Kawakubo’s work is always a response to the social and political status quo, and you could basically apply that whole quiet vs. loud theory to Clinton and Trump, but let’s not get carried away. After all, the message behind the season’s affinity for purity and elegance boils down to simplicity, and that includes our incessant need to read into things that perhaps aren’t that complex at all. “Now we have to find out how to wear them,” a flamboyant street style magnet from a Japanese magazine quipped at her neighbor as she got out of her seat. But in the giganticness of these Comme des Garçons dresses, some of which could prove a little difficult walking down Oxford Street in, there was something incredibly uncomplicated. They were each one single piece: a one-stop shop to a complete look, no styling needed.
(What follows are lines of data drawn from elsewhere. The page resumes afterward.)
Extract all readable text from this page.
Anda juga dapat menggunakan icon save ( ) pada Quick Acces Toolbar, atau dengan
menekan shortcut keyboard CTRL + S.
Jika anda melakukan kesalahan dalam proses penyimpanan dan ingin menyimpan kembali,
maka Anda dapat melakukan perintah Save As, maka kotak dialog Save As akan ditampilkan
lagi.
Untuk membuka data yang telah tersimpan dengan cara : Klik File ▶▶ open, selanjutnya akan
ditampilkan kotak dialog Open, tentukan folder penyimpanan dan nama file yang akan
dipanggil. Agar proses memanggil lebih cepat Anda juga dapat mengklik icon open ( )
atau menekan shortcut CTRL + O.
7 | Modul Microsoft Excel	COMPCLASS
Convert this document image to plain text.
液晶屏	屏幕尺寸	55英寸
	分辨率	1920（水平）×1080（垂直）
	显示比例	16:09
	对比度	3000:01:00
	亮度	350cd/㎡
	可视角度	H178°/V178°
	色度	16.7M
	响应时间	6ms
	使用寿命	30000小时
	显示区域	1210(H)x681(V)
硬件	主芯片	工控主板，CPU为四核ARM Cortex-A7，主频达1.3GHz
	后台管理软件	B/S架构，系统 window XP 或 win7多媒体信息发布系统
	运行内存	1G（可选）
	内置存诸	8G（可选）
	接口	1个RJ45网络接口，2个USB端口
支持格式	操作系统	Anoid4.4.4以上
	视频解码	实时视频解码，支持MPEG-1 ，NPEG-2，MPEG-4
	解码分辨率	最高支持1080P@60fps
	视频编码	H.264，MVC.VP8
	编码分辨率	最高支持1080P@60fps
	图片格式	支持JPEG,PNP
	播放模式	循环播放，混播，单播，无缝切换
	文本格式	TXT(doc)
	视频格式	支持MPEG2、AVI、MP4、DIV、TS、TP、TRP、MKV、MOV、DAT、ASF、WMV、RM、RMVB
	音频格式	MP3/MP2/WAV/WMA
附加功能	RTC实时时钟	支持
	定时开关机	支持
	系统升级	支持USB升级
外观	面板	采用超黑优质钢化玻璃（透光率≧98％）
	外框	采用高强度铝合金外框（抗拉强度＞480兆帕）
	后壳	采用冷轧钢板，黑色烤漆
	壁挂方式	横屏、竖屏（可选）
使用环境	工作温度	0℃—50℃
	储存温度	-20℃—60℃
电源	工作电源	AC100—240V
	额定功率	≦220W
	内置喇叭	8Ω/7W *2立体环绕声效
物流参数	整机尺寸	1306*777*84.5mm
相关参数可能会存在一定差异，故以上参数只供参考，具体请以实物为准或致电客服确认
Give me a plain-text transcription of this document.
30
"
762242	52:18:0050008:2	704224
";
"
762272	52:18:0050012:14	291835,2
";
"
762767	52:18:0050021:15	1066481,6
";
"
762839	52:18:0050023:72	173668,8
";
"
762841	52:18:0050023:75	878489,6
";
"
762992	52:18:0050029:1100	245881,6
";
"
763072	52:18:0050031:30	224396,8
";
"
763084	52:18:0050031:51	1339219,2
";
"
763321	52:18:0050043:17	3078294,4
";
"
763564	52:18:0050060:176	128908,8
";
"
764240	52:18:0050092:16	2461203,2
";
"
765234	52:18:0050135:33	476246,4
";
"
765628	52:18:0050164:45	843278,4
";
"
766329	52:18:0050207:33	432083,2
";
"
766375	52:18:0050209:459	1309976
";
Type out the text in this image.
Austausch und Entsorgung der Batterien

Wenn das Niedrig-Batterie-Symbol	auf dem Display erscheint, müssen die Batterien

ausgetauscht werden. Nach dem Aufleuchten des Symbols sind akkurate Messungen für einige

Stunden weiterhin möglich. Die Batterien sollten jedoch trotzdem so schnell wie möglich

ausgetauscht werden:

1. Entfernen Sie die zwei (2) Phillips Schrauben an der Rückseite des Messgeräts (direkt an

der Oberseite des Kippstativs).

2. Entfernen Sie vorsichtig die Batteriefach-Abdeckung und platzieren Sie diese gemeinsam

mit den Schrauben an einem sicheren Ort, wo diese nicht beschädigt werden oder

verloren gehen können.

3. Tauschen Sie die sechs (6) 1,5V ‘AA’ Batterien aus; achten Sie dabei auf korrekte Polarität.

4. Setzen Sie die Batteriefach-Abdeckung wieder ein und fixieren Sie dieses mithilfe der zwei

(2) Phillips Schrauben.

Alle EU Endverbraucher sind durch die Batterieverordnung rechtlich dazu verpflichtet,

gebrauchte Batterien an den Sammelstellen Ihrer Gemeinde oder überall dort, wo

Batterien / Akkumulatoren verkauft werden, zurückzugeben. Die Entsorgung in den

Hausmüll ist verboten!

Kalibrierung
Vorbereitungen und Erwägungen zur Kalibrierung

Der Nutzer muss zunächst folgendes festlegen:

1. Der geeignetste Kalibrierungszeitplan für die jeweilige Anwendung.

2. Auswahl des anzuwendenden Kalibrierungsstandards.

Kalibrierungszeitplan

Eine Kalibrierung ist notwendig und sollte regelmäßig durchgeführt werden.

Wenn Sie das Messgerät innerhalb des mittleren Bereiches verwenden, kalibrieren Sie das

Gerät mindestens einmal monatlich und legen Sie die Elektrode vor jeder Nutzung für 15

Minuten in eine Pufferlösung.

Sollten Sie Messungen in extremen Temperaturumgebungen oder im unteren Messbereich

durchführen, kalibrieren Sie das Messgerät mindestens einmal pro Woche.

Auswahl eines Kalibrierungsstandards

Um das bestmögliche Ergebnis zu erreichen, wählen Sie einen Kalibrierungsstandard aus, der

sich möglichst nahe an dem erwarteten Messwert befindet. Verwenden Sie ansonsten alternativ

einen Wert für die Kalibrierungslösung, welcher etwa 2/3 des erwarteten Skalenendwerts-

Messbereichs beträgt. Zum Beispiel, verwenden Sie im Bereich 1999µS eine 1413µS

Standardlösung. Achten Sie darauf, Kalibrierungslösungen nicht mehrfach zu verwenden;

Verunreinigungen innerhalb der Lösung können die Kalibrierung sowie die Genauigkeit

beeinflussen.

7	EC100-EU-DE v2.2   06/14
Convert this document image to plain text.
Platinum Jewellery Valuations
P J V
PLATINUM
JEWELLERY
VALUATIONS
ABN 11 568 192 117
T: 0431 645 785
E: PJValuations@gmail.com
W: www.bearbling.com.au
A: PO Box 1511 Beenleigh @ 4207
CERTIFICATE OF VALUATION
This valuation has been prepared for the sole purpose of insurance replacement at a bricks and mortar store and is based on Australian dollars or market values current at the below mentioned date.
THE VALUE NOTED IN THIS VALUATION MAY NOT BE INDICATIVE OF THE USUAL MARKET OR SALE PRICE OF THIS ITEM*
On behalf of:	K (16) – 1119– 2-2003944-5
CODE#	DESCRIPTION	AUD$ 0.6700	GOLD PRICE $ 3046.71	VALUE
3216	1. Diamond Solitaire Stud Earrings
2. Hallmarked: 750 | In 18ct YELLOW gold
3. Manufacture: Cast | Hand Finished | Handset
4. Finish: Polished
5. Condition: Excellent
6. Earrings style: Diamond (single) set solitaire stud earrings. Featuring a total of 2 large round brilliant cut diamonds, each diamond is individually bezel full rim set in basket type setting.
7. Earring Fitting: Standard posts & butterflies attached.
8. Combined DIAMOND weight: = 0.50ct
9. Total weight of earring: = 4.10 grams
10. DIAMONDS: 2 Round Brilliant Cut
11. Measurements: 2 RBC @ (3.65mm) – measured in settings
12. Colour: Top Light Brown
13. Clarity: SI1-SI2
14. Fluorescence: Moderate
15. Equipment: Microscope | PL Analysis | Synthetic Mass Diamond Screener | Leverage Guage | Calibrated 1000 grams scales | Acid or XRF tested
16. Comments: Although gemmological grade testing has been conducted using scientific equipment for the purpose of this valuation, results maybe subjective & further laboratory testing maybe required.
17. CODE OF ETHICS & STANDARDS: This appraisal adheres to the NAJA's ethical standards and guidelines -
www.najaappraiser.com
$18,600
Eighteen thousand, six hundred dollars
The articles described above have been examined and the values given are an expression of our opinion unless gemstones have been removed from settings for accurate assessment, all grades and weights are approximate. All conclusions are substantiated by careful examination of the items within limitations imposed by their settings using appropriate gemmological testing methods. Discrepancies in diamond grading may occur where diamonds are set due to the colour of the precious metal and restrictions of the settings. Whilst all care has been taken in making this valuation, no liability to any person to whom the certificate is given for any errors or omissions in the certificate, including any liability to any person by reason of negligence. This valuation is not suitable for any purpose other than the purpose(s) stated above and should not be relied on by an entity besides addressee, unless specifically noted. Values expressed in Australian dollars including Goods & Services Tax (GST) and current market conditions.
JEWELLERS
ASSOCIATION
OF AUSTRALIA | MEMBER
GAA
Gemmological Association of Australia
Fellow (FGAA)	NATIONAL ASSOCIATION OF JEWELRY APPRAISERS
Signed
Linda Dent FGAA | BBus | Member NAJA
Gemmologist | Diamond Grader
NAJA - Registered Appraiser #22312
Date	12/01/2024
And therein lay Kawakubo’s ironic simplicity — her extreme purity. There was nothing simple about Haider Ackermann’s vibrant, multi-faceted collection, except perhaps for the optimistic statement he’s so often heralded.
His collections, he’s often said, are rays of light when dark times call for it, and his color cacophony on Saturday morning was no different. It was very Haider Ackermann, but this time it was madder, more fantastical, and more more. That is, the collection had so many silhouettes and dressing genres it felt like several collections in one: sculptural plissé numbers, skinny rock ‘n’ roll tailoring, floaty floor-length dresses. The wearer’s right to choose? Perhaps that’s simplicity, or maybe Ackermann was preparing for his new designer gig at Berluti where pure luxury (that sells) is key. At Andreas Kronthaler for Vivienne Westwood, as the former Gold Label brand is now called, Mr Kronthaler wrote some beautiful show notes about his love for the women to whom he owes his career — this including his wife, Dame Vivienne, of course. His collection was inspired by them and their vacations together, which explained its Mediterranean summer vibe and general exuberance.
Kronthaler wasn’t about to jump on the bandwagon of purity, but in the honesty and kindness that drive his work — which is, if not pure, definitely pure creation — lies a very pure message of freedom of expression, of gender neutrality and celebration of the human form. He layers it with looks like a woman covered in hay — but hey, while simplicity might be cleansing fashion was always at its most exciting when it was wild.